Sitting Still. Bad Idea.

The slightly mis-named blog Obesity Panacea has put up the opening post in a week-long series on Sedentary Physiology.  Good blog.  Written for normal people, and covers the intersection between body weight, fitness, and health, from a what-does-the-research-say perspective.  Where “what the research says” is still a developing topic.

From a homeschooling perspective, the opening article validates one of my reasons-I-like-homeschooling: School kids sit still an awful lot.  And that doesn’t strike me as all that healthy. Referring here to the school schedule as it stands today, where kids spend more hours per day and days per year in class than they did in early years of public/town schooling.
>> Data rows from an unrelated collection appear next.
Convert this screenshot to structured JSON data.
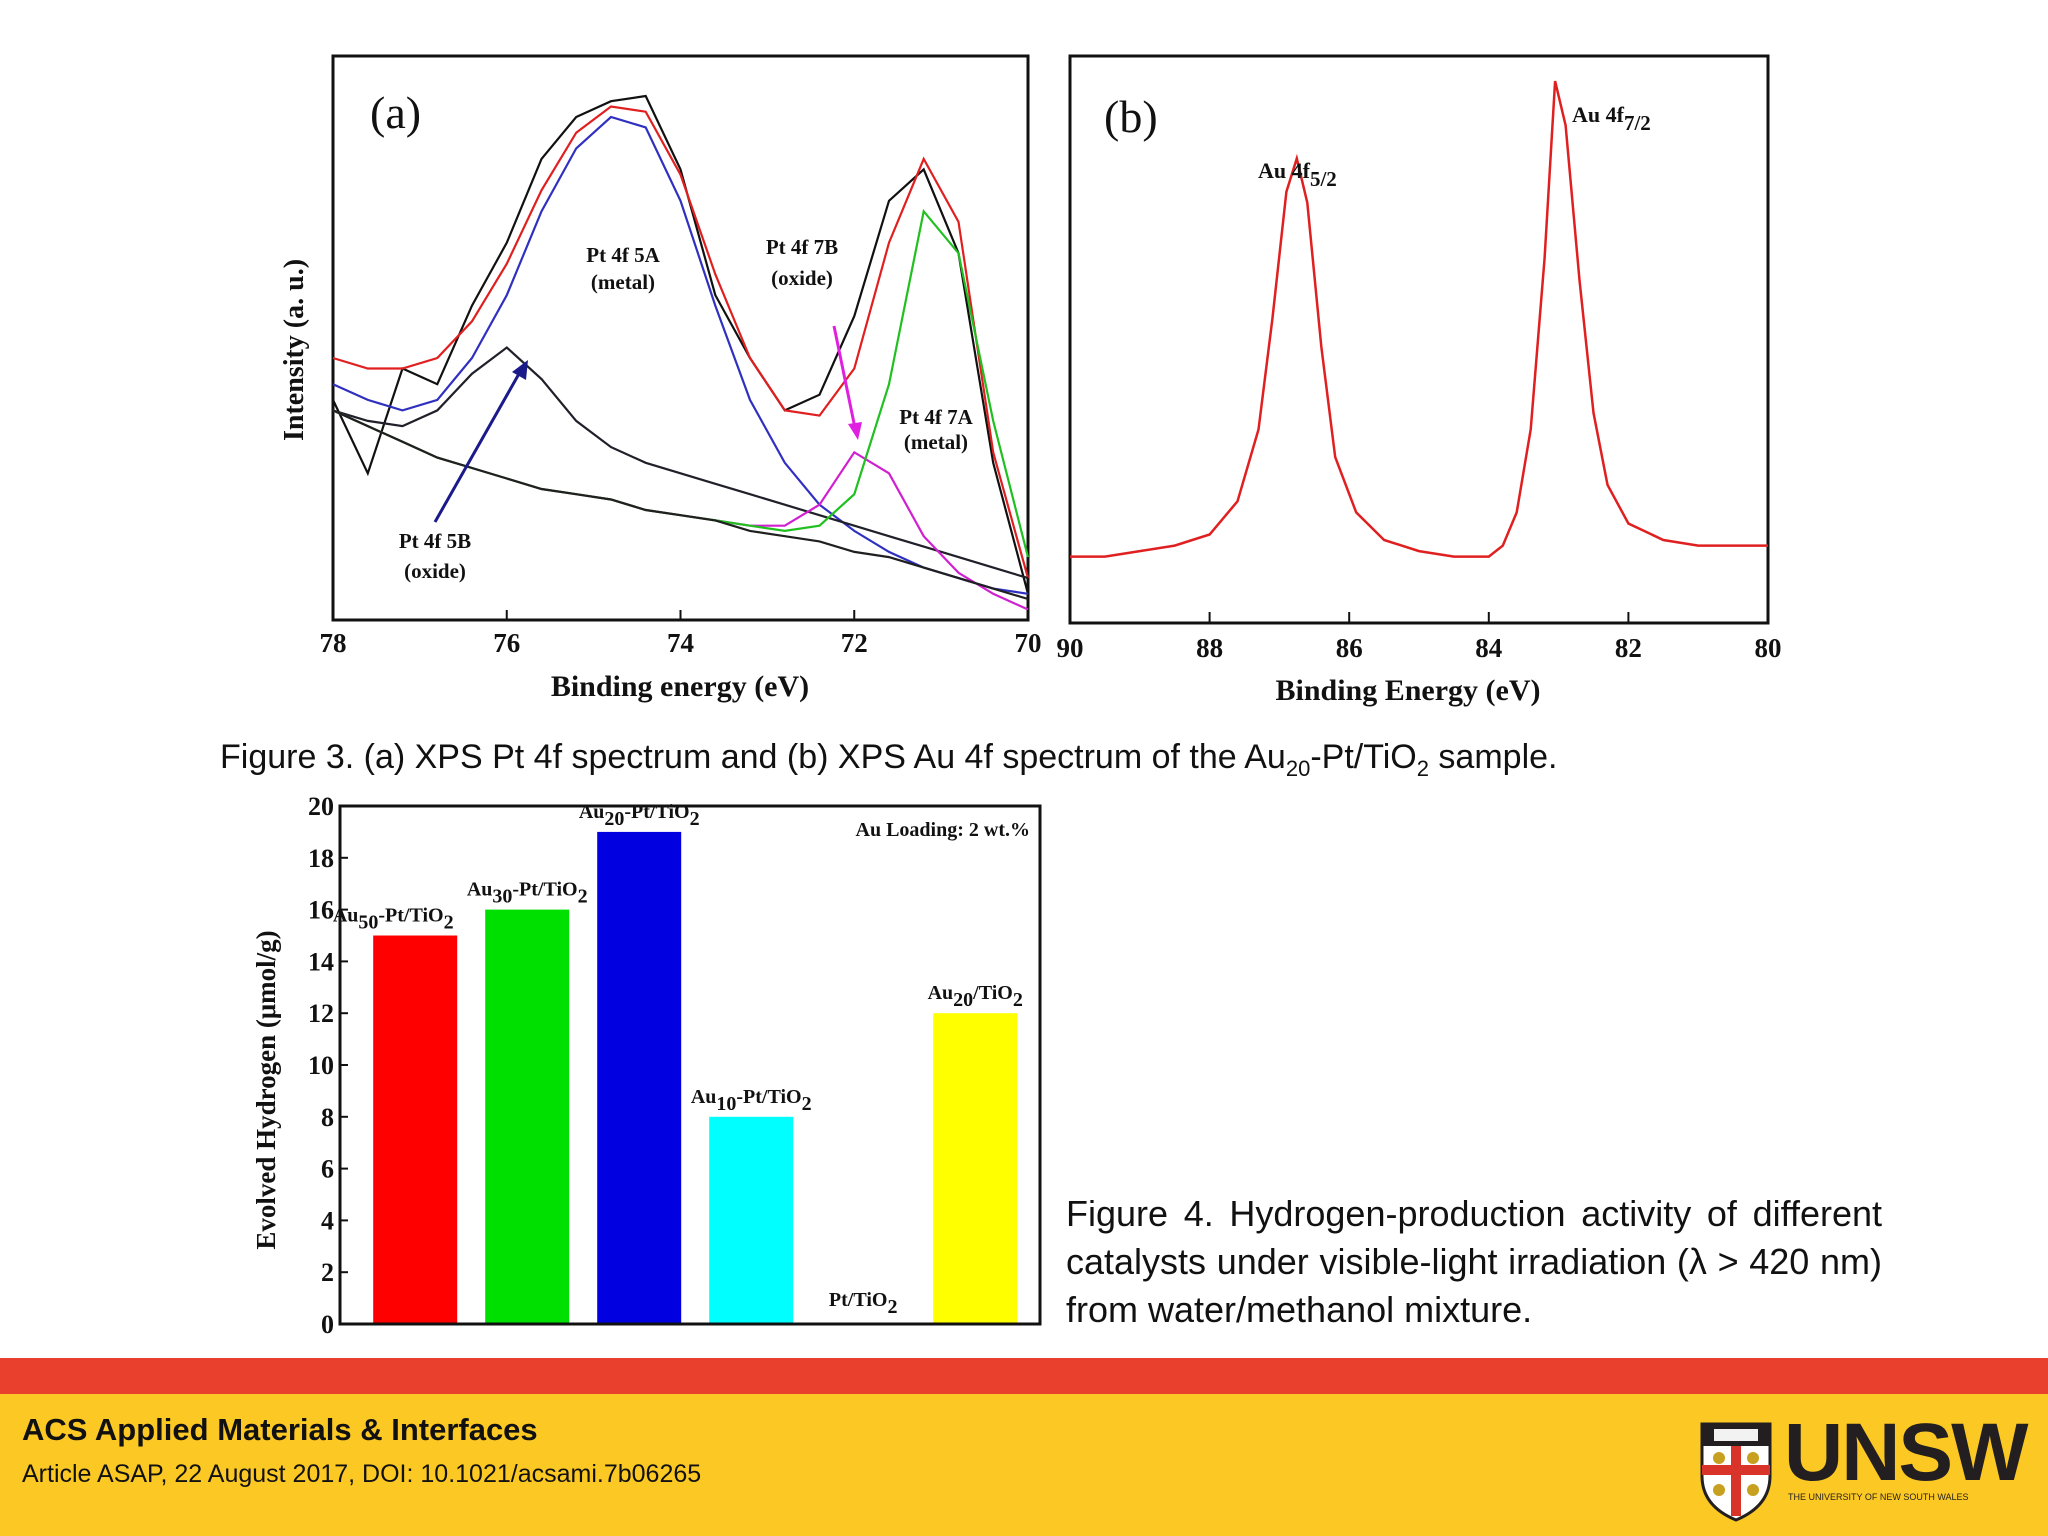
{
  "figure3": {
    "caption": {
      "pre": "Figure 3. (a) XPS Pt 4f spectrum and (b) XPS Au 4f spectrum of the Au",
      "sub1": "20",
      "mid": "-Pt/TiO",
      "sub2": "2",
      "post": " sample."
    },
    "panel_a": {
      "label": "(a)",
      "xlabel": "Binding energy (eV)",
      "ylabel": "Intensity (a. u.)",
      "xticks": [
        "78",
        "76",
        "74",
        "72",
        "70"
      ],
      "annotations": {
        "pt5a": [
          "Pt 4f 5A",
          "(metal)"
        ],
        "pt7b": [
          "Pt 4f 7B",
          "(oxide)"
        ],
        "pt7a": [
          "Pt 4f 7A",
          "(metal)"
        ],
        "pt5b": [
          "Pt 4f 5B",
          "(oxide)"
        ]
      }
    },
    "panel_b": {
      "label": "(b)",
      "xlabel": "Binding Energy (eV)",
      "xticks": [
        "90",
        "88",
        "86",
        "84",
        "82",
        "80"
      ],
      "peak1_main": "Au 4f",
      "peak1_sub": "5/2",
      "peak2_main": "Au 4f",
      "peak2_sub": "7/2"
    }
  },
  "figure4": {
    "caption": "Figure 4. Hydrogen-production activity of different catalysts under visible-light irradiation (λ > 420 nm) from water/methanol mixture.",
    "annotation": "Au Loading: 2 wt.%",
    "ylabel": "Evolved Hydrogen (μmol/g)"
  },
  "chart_data": [
    {
      "type": "line",
      "panel": "(a)",
      "xlabel": "Binding energy (eV)",
      "ylabel": "Intensity (a. u.)",
      "xlim": [
        78,
        70
      ],
      "x_reversed": true,
      "y_units": "arbitrary",
      "series": [
        {
          "color": "#111111",
          "x": [
            78,
            77.6,
            77.2,
            76.8,
            76.4,
            76.0,
            75.6,
            75.2,
            74.8,
            74.4,
            74.0,
            73.6,
            73.2,
            72.8,
            72.4,
            72.0,
            71.6,
            71.2,
            70.8,
            70.4,
            70.0
          ],
          "y": [
            0.42,
            0.28,
            0.48,
            0.45,
            0.6,
            0.72,
            0.88,
            0.96,
            0.99,
            1.0,
            0.86,
            0.62,
            0.5,
            0.4,
            0.43,
            0.58,
            0.8,
            0.86,
            0.7,
            0.3,
            0.05
          ]
        },
        {
          "color": "#e02020",
          "x": [
            78,
            77.6,
            77.2,
            76.8,
            76.4,
            76.0,
            75.6,
            75.2,
            74.8,
            74.4,
            74.0,
            73.6,
            73.2,
            72.8,
            72.4,
            72.0,
            71.6,
            71.2,
            70.8,
            70.4,
            70.0
          ],
          "y": [
            0.5,
            0.48,
            0.48,
            0.5,
            0.57,
            0.68,
            0.82,
            0.93,
            0.98,
            0.97,
            0.85,
            0.66,
            0.5,
            0.4,
            0.39,
            0.48,
            0.72,
            0.88,
            0.76,
            0.32,
            0.08
          ]
        },
        {
          "color": "#3030c0",
          "x": [
            78,
            77.6,
            77.2,
            76.8,
            76.4,
            76.0,
            75.6,
            75.2,
            74.8,
            74.4,
            74.0,
            73.6,
            73.2,
            72.8,
            72.4,
            72.0,
            71.6,
            71.2,
            70.8,
            70.4,
            70.0
          ],
          "y": [
            0.45,
            0.42,
            0.4,
            0.42,
            0.5,
            0.62,
            0.78,
            0.9,
            0.96,
            0.94,
            0.8,
            0.6,
            0.42,
            0.3,
            0.22,
            0.17,
            0.13,
            0.1,
            0.08,
            0.06,
            0.05
          ]
        },
        {
          "color": "#20202a",
          "x": [
            78,
            77.6,
            77.2,
            76.8,
            76.4,
            76.0,
            75.6,
            75.2,
            74.8,
            74.4,
            74.0,
            73.6,
            73.2,
            72.8,
            72.4,
            72.0,
            71.6,
            71.2,
            70.8,
            70.4,
            70.0
          ],
          "y": [
            0.4,
            0.38,
            0.37,
            0.4,
            0.47,
            0.52,
            0.46,
            0.38,
            0.33,
            0.3,
            0.28,
            0.26,
            0.24,
            0.22,
            0.2,
            0.18,
            0.16,
            0.14,
            0.12,
            0.1,
            0.08
          ]
        },
        {
          "color": "#d020d0",
          "x": [
            78,
            77.6,
            77.2,
            76.8,
            76.4,
            76.0,
            75.6,
            75.2,
            74.8,
            74.4,
            74.0,
            73.6,
            73.2,
            72.8,
            72.4,
            72.0,
            71.6,
            71.2,
            70.8,
            70.4,
            70.0
          ],
          "y": [
            0.4,
            0.37,
            0.34,
            0.31,
            0.29,
            0.27,
            0.25,
            0.24,
            0.23,
            0.21,
            0.2,
            0.19,
            0.18,
            0.18,
            0.22,
            0.32,
            0.28,
            0.16,
            0.09,
            0.05,
            0.02
          ]
        },
        {
          "color": "#20c020",
          "x": [
            78,
            77.6,
            77.2,
            76.8,
            76.4,
            76.0,
            75.6,
            75.2,
            74.8,
            74.4,
            74.0,
            73.6,
            73.2,
            72.8,
            72.4,
            72.0,
            71.6,
            71.2,
            70.8,
            70.4,
            70.0
          ],
          "y": [
            0.4,
            0.37,
            0.34,
            0.31,
            0.29,
            0.27,
            0.25,
            0.24,
            0.23,
            0.21,
            0.2,
            0.19,
            0.18,
            0.17,
            0.18,
            0.24,
            0.45,
            0.78,
            0.7,
            0.38,
            0.12
          ]
        },
        {
          "color": "#202020",
          "x": [
            78,
            77.6,
            77.2,
            76.8,
            76.4,
            76.0,
            75.6,
            75.2,
            74.8,
            74.4,
            74.0,
            73.6,
            73.2,
            72.8,
            72.4,
            72.0,
            71.6,
            71.2,
            70.8,
            70.4,
            70.0
          ],
          "y": [
            0.4,
            0.37,
            0.34,
            0.31,
            0.29,
            0.27,
            0.25,
            0.24,
            0.23,
            0.21,
            0.2,
            0.19,
            0.17,
            0.16,
            0.15,
            0.13,
            0.12,
            0.1,
            0.08,
            0.06,
            0.04
          ]
        }
      ]
    },
    {
      "type": "line",
      "panel": "(b)",
      "xlabel": "Binding Energy (eV)",
      "xlim": [
        90,
        80
      ],
      "x_reversed": true,
      "y_units": "arbitrary",
      "series": [
        {
          "color": "#e02020",
          "x": [
            90,
            89.5,
            89,
            88.5,
            88,
            87.6,
            87.3,
            87.1,
            86.9,
            86.75,
            86.6,
            86.4,
            86.2,
            85.9,
            85.5,
            85,
            84.5,
            84,
            83.8,
            83.6,
            83.4,
            83.2,
            83.05,
            82.9,
            82.7,
            82.5,
            82.3,
            82.0,
            81.5,
            81,
            80.5,
            80
          ],
          "y": [
            0.12,
            0.12,
            0.13,
            0.14,
            0.16,
            0.22,
            0.35,
            0.55,
            0.78,
            0.84,
            0.76,
            0.5,
            0.3,
            0.2,
            0.15,
            0.13,
            0.12,
            0.12,
            0.14,
            0.2,
            0.35,
            0.66,
            0.98,
            0.9,
            0.62,
            0.38,
            0.25,
            0.18,
            0.15,
            0.14,
            0.14,
            0.14
          ]
        }
      ]
    },
    {
      "type": "bar",
      "ylabel": "Evolved Hydrogen (μmol/g)",
      "ylim": [
        0,
        20
      ],
      "yticks": [
        0,
        2,
        4,
        6,
        8,
        10,
        12,
        14,
        16,
        18,
        20
      ],
      "categories": [
        "Au50-Pt/TiO2",
        "Au30-Pt/TiO2",
        "Au20-Pt/TiO2",
        "Au10-Pt/TiO2",
        "Pt/TiO2",
        "Au20/TiO2"
      ],
      "values": [
        15,
        16,
        19,
        8,
        0,
        12
      ],
      "colors": [
        "#ff0000",
        "#00e000",
        "#0000e0",
        "#00ffff",
        "#ffffff",
        "#ffff00"
      ],
      "annotation": "Au Loading: 2 wt.%"
    }
  ],
  "labels": {
    "bars": [
      {
        "pre": "Au",
        "sub1": "50",
        "mid": "-Pt/TiO",
        "sub2": "2"
      },
      {
        "pre": "Au",
        "sub1": "30",
        "mid": "-Pt/TiO",
        "sub2": "2"
      },
      {
        "pre": "Au",
        "sub1": "20",
        "mid": "-Pt/TiO",
        "sub2": "2"
      },
      {
        "pre": "Au",
        "sub1": "10",
        "mid": "-Pt/TiO",
        "sub2": "2"
      },
      {
        "pre": "",
        "sub1": "",
        "mid": "Pt/TiO",
        "sub2": "2"
      },
      {
        "pre": "Au",
        "sub1": "20",
        "mid": "/TiO",
        "sub2": "2"
      }
    ]
  },
  "footer": {
    "journal": "ACS Applied Materials & Interfaces",
    "article": "Article ASAP, 22 August 2017, DOI: 10.1021/acsami.7b06265",
    "logo_text": "UNSW",
    "logo_subtext": "THE UNIVERSITY OF NEW SOUTH WALES",
    "logo_icon": "unsw-crest-icon",
    "colors": {
      "band": "#e8402c",
      "footer": "#fcc823"
    }
  }
}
It’s not a contrast of home-versus-school anywhere and everywhere, but homeschooling versus how school is being done right now.   No reason the school situation can’t  change.

–> And in my neck of the woods, no one is walking five miles each way, either.  Or even half a mile.  When a new school was built by MIL’s house recently, within ball-throwing-distance of five or six neighborhoods, the road was rebuilt and expanded to handle the car traffic, but no sidewalk or crosswalk to be seen.  (In my case it wouldn’t help though — we live half a block from our nearest school, and must-drive distance to the next two options.  So the commute wouldn’t increase my kids’ exercise amounts.)

Funny story: This past Saturday at the “ADVENTure” parish program, by midday I had a kid ask if he could please stand through our class period, because he was “tired of sitting”.  I let him stand up front, near me, where he wouldn’t block anybody’s view.  Worked great.  He was calm and not distracting and both of us were happy.

More personal: Wow has it been annoying dealing with the new sedentary lifestyle of the foot injury.  Even with eating much less.  I remember the same problem when I went from grad school to working full-time as an accountant.  All that sitting.  Not easy to keep a body healthy that way.